La reinvención de la historia

Como marco ideológico general de todas estas prácticas, resulta clave analizar el trabajo imaginario y pedagógico de la intelligentsia movimientista en el campo de la historiografía, es decir, cómo surge y se plasma una «historia oficial» de la revolución. Días después de! segundo aniversario de la insurrec­ción, el Estado asume la tarea revisionista de la historia a través del decreto del 27 de abril de 19549, por el cual se crea una Comisión de Historia del Pueblo Boliviano o Comisión Histórica Nacional, para «reconstruir la verdadera historia de Bolivia», supuestamente falsificada o adulterada por la historiografía oligárquica, «de acuerdo a los intereses de las clases que dominaron a Bolivia hasta el 9 de abril de 1952» (en Valois, 1965; énfasis mío).

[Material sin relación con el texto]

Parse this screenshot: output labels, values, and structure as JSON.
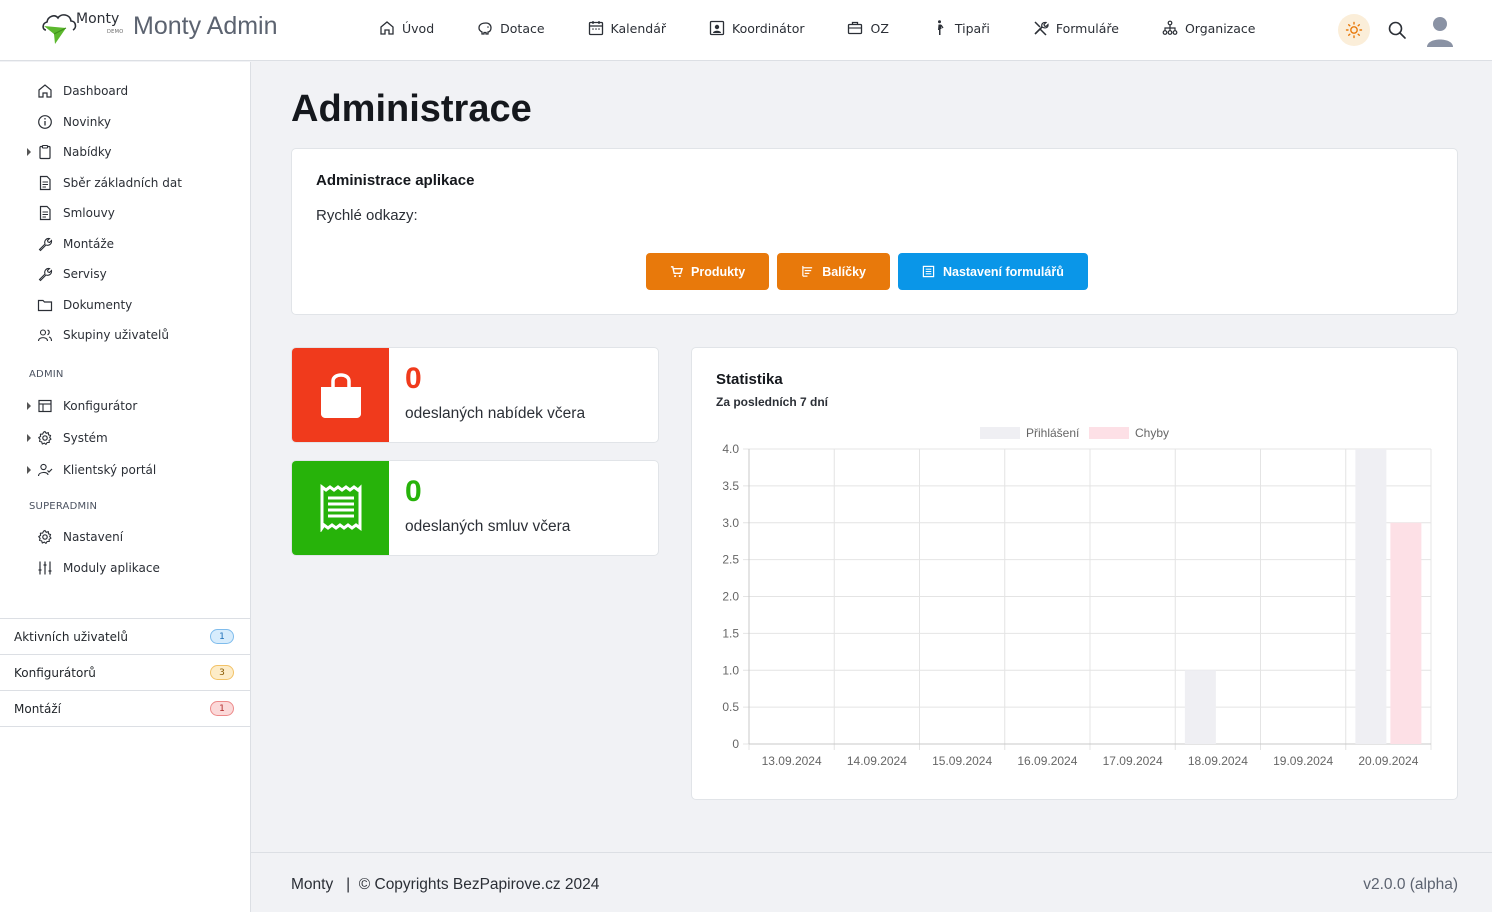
{
  "header": {
    "logo_text": "Monty",
    "logo_demo": "DEMO",
    "app_title": "Monty Admin",
    "nav": [
      {
        "label": "Úvod",
        "icon": "home-icon"
      },
      {
        "label": "Dotace",
        "icon": "piggy-bank-icon"
      },
      {
        "label": "Kalendář",
        "icon": "calendar-icon"
      },
      {
        "label": "Koordinátor",
        "icon": "contact-card-icon"
      },
      {
        "label": "OZ",
        "icon": "briefcase-icon"
      },
      {
        "label": "Tipaři",
        "icon": "person-walking-icon"
      },
      {
        "label": "Formuláře",
        "icon": "tools-icon"
      },
      {
        "label": "Organizace",
        "icon": "org-chart-icon"
      }
    ]
  },
  "sidebar": {
    "items": [
      {
        "label": "Dashboard",
        "icon": "home-icon",
        "expandable": false
      },
      {
        "label": "Novinky",
        "icon": "info-icon",
        "expandable": false
      },
      {
        "label": "Nabídky",
        "icon": "clipboard-icon",
        "expandable": true
      },
      {
        "label": "Sběr základních dat",
        "icon": "document-icon",
        "expandable": false
      },
      {
        "label": "Smlouvy",
        "icon": "document-icon",
        "expandable": false
      },
      {
        "label": "Montáže",
        "icon": "wrench-icon",
        "expandable": false
      },
      {
        "label": "Servisy",
        "icon": "wrench-icon",
        "expandable": false
      },
      {
        "label": "Dokumenty",
        "icon": "folder-icon",
        "expandable": false
      },
      {
        "label": "Skupiny uživatelů",
        "icon": "users-icon",
        "expandable": false
      }
    ],
    "admin_heading": "ADMIN",
    "admin_items": [
      {
        "label": "Konfigurátor",
        "icon": "layout-icon",
        "expandable": true
      },
      {
        "label": "Systém",
        "icon": "gear-icon",
        "expandable": true
      },
      {
        "label": "Klientský portál",
        "icon": "user-check-icon",
        "expandable": true
      }
    ],
    "superadmin_heading": "SUPERADMIN",
    "superadmin_items": [
      {
        "label": "Nastavení",
        "icon": "gear-icon"
      },
      {
        "label": "Moduly aplikace",
        "icon": "sliders-icon"
      }
    ],
    "stats": [
      {
        "label": "Aktivních uživatelů",
        "count": "1",
        "color": "#1e88e5",
        "bg": "#d7ecfc"
      },
      {
        "label": "Konfigurátorů",
        "count": "3",
        "color": "#c77d00",
        "bg": "#fdecc8"
      },
      {
        "label": "Montáží",
        "count": "1",
        "color": "#d33a3a",
        "bg": "#fbd9d9"
      }
    ]
  },
  "main": {
    "title": "Administrace",
    "admin_card": {
      "title": "Administrace aplikace",
      "quick_links_label": "Rychlé odkazy:",
      "buttons": [
        {
          "label": "Produkty",
          "icon": "cart-icon",
          "color": "#e8790b"
        },
        {
          "label": "Balíčky",
          "icon": "list-tree-icon",
          "color": "#e8790b"
        },
        {
          "label": "Nastavení formulářů",
          "icon": "form-icon",
          "color": "#0a96e8"
        }
      ]
    },
    "kpis": [
      {
        "value": "0",
        "label": "odeslaných nabídek včera",
        "color": "#f03a1c",
        "icon": "shopping-bag-icon"
      },
      {
        "value": "0",
        "label": "odeslaných smluv včera",
        "color": "#27b30a",
        "icon": "receipt-icon"
      }
    ]
  },
  "chart_data": {
    "type": "bar",
    "title": "Statistika",
    "subtitle": "Za posledních 7 dní",
    "categories": [
      "13.09.2024",
      "14.09.2024",
      "15.09.2024",
      "16.09.2024",
      "17.09.2024",
      "18.09.2024",
      "19.09.2024",
      "20.09.2024"
    ],
    "series": [
      {
        "name": "Přihlášení",
        "values": [
          0,
          0,
          0,
          0,
          0,
          1,
          0,
          4
        ],
        "color": "#efeff3"
      },
      {
        "name": "Chyby",
        "values": [
          0,
          0,
          0,
          0,
          0,
          0,
          0,
          3
        ],
        "color": "#fde0e6"
      }
    ],
    "ylim": [
      0,
      4
    ],
    "yticks": [
      "0",
      "0.5",
      "1.0",
      "1.5",
      "2.0",
      "2.5",
      "3.0",
      "3.5",
      "4.0"
    ],
    "grid": true,
    "legend": "top-center"
  },
  "footer": {
    "left": "Monty   |  © Copyrights BezPapirove.cz 2024",
    "version": "v2.0.0 (alpha)"
  }
}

Esta relectura se haría revisando las fuentes (primarias) documentales existentes en archivos estatales, municipales o privados, así como la «tradición» (¿oral?) para reconstruir íntegramente la evolución histórica del país, reencauzando la interpretación negativa que de ella hicieron los historiadores del pasado10 hacia «las expresiones positivas de Bolivia»

En la parte resolutiva, el decreto enuncia de antemano cuál iba a ser el resultado de la tarea herme­néutica de la Comisión: «Compulsar la documentación completa de las luchas del pueblo boliviano por su emancipación política y económica y particularmente de la que culminó con la Revolución del 9 de abril de 1952». Es decir, antes de proceder a «investigar» y consultar Fuentes primarias, ya el Estado había reinterpretado el sentido de la historia: una trayectoria lineal de «luchas» que culmina con la propia revolución.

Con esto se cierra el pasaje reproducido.